A informação consta em um documento da Secretaria de Defesa Agropecuária (SDA), do Ministério da Agricultura, publicado nesta sexta-feira (20) no Sistema Eletrônico de Informações (SEI) do governo federal.
No documento, a SDA explica que, em uma reunião com as autoridades chinesas, o governo brasileiro explicou "que não é possível atestar a ausência absoluta de sementes de plantas daninhas em soja, dado as características de produção".
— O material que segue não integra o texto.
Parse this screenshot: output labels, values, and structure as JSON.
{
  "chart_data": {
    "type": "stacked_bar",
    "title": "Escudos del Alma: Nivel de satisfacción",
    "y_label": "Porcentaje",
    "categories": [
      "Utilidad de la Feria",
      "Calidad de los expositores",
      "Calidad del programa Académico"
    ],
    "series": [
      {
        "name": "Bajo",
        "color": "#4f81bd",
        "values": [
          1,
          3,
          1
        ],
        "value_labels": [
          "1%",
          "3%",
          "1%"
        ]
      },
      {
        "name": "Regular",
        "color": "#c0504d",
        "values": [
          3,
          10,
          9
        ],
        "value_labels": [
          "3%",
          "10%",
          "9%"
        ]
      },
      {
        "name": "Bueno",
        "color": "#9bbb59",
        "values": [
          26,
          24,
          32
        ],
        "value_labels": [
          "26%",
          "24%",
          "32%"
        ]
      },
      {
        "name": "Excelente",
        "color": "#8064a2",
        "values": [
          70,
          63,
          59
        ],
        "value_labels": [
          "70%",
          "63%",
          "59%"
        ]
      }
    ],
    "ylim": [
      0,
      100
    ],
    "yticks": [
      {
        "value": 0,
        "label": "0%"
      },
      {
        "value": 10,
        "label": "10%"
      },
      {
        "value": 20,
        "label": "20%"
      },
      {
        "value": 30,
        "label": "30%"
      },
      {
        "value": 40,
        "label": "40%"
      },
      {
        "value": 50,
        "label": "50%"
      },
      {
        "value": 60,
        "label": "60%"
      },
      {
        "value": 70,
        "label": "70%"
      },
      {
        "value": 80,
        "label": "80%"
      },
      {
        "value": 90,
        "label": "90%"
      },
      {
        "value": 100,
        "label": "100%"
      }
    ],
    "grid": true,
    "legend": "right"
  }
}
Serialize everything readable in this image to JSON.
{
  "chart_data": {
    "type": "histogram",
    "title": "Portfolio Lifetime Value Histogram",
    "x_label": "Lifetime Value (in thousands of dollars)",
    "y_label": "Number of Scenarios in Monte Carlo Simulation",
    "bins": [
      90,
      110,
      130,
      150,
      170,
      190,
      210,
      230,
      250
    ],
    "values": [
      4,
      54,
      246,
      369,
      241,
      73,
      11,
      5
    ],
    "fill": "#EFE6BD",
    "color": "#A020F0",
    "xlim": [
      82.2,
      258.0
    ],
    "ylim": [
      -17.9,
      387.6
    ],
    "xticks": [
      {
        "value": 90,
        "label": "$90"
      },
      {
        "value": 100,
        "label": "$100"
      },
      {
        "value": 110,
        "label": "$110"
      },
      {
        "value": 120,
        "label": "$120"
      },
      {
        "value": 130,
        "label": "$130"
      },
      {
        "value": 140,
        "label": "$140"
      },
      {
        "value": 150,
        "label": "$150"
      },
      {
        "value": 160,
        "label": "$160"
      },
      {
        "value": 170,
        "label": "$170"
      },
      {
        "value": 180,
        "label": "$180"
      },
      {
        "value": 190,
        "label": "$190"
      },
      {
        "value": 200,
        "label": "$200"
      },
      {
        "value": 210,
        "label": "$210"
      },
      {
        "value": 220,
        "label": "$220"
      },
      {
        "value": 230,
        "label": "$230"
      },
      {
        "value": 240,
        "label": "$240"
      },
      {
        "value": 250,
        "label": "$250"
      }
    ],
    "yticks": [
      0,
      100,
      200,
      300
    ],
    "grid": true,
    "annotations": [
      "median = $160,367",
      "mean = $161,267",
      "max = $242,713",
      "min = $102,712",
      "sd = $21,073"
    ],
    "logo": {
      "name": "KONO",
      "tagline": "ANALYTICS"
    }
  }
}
O texto acrescenta que "as autoridades chinesas entenderam e aceitaram que não será adotado o critério de tolerância zero" nas cargas que saem do Brasil.
Diante desse cenário, o governo brasileiro determinou a certificação de navios mesmo quando houver presença de plantas daninhas apontada em laudos laboratoriais.
Apesar da flexibilização, ainda não há um limite numérico oficial definido para a tolerância de ervas daninhas.
Segundo o documento, o percentual aceitável será discutido futuramente em negociações bilaterais entre representantes dos dois países.
Até lá, a avaliação seguirá baseada em análise de risco e em medidas de mitigação, de acordo com o destino do produto.
Principal destino da soja brasileira, a China responde por cerca de 80% das exportações do produto.
Cerca de 20 navios brasileiros foram devolvidos pela China recentemente por apresentarem grãos de soja misturados a ervas daninhas proibidas no país asiático. Diante da situação, representantes do Ministério da Agricultura devem viajar à China na próxima semana para tratar do tema.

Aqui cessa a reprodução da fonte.